Croyez-vous pouvoir fuir ce que nul homme n'a pu éviter ? Jésus-Christ, lui-même, Notre Seigneur, n'a pas été une seule heure en sa vie sans souffrir de la douleur.

Or, le chrétien, et à plus forte raison le religieux, doit être un autre Jésus-Christ ; il ne peut donc se soustraire à la souffrance.

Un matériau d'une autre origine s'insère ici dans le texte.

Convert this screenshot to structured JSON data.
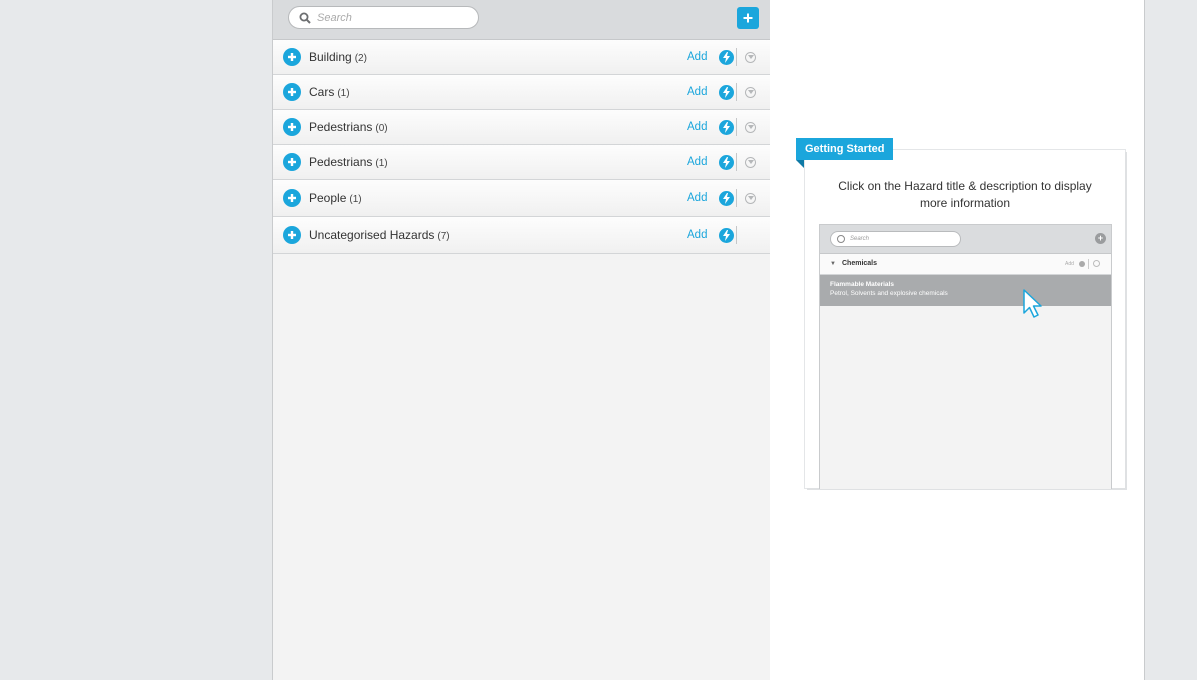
{
  "search": {
    "placeholder": "Search"
  },
  "toolbar": {
    "add_icon": "plus-icon",
    "accent": "#1ba6dc"
  },
  "categories": [
    {
      "title": "Building",
      "count": "(2)",
      "add_label": "Add"
    },
    {
      "title": "Cars",
      "count": "(1)",
      "add_label": "Add"
    },
    {
      "title": "Pedestrians",
      "count": "(0)",
      "add_label": "Add"
    },
    {
      "title": "Pedestrians",
      "count": "(1)",
      "add_label": "Add"
    },
    {
      "title": "People",
      "count": "(1)",
      "add_label": "Add"
    },
    {
      "title": "Uncategorised Hazards",
      "count": "(7)",
      "add_label": "Add"
    }
  ],
  "getting_started": {
    "tag": "Getting Started",
    "line1": "Click on the Hazard title & description to display",
    "line2": "more information",
    "preview": {
      "search_placeholder": "Search",
      "category": "Chemicals",
      "add_label": "Add",
      "item_title": "Flammable Materials",
      "item_desc": "Petrol, Solvents and explosive chemicals"
    }
  }
}
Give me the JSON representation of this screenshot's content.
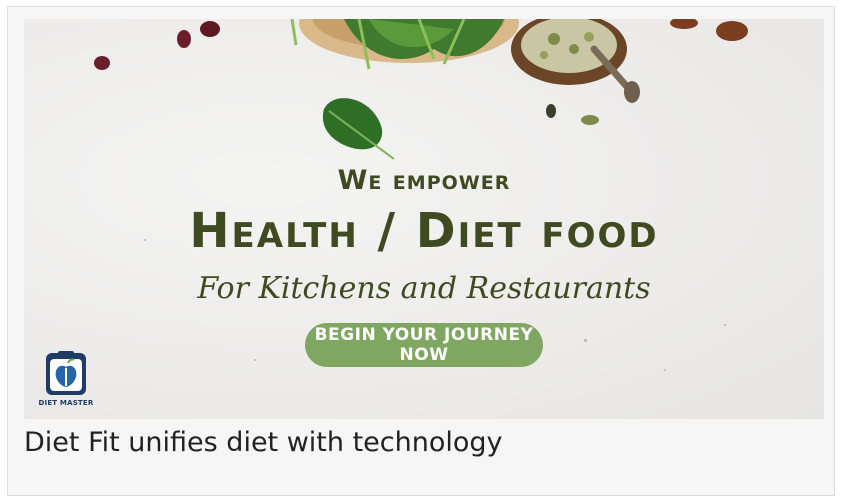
{
  "banner": {
    "line1": "We empower",
    "line2": "Health / Diet food",
    "line3": "For Kitchens  and Restaurants",
    "cta_label": "BEGIN YOUR JOURNEY NOW",
    "logo_text": "DIET MASTER"
  },
  "caption": "Diet Fit unifies diet with technology",
  "colors": {
    "headline": "#3f4a21",
    "cta_background": "#7fa761",
    "cta_text": "#ffffff"
  }
}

Le chrétien est un autre Jésus-Christ. En effet, il y a dans tout chrétien trois vies réelles et distinctes : la vie du corps, la vie naturelle de l'âme et la vie surnaturelle. La vie du corps nous est commune avec les animaux ; elle est périssable, et elle sera détruite par la mort. La vie naturelle de l’âme consiste dans la possession et l'exercice des facultés naturelles de l'Ame : la sensibilité, l'intelligence, le jugement, la mémoire, la volonté, la liberté. Cette vie est la même dans tous les hommes soit chrétiens soit infidèles. Elle est bien plus parfaite que la première ; mais les actes qui lui sont propres ne peuvent, par eux-mêmes, nous mériter l'amitié de Dieu et le salut éternel. La vie surnaturelle est celle que nous avons reçue au baptême. C'est la vie même de Jésus-Christ. « Je suis venu, dit ce divin Sauveur, afin qu'ils aient la vie et une vie abondante. » C'est aussi cette vie surnaturelle que saint Paul désignait à l'admiration vies fidèles quand il disait : « Je vis dans la foi du Fils de Dieu. Je vis, non ce n'est pas moi qui vis, c'est Jésus-Christ qui vit en moi ». Or, une telle vie suppose des opérations intérieures qui y correspondent et dont elle est la source. C'est pourquoi saint Paul dit : « Ayez en vous les sentiments de Jésus- Christ ». Et comme la vie opère non seulement à l'intérieur mais encore à l'extérieur par des œuvres, le grand Apôtre dit ailleurs : « Si donc nous avons intérieurement cette nouvelle vie toute spirituelle, il faut que nos œuvres extérieures en procèdent et en portent le caractère ».

Cette vie est très réelle ; car, de même que l'acte par lequel Dieu nous a donné la vie du corps et la vie naturelle de l'âme est une création véritable, de même aussi la communication de la vie surnaturelle est justement appelée création. « Vous avez été créés en Jésus-Christ, dit saint Paul, vous êtes une nouvelle créature ; et pour que vous sachiez que la vie qui est en vols ne cesse d'être en communication avec son origine, je vous annonce que nous tous, qui avons été baptisés en .Jésus-Christ, nous ne formons qu'un seul corps avec lui. Nous sommes les membres et il est le chef ».

Saint Augustin, remontant jusqu'à la première origine de l'union qui existe entre Jésus-Christ et nous, a dit cette belle parole : « La même grâce qui a fait Jésus-Christ notre clef a fait tous ses membres ».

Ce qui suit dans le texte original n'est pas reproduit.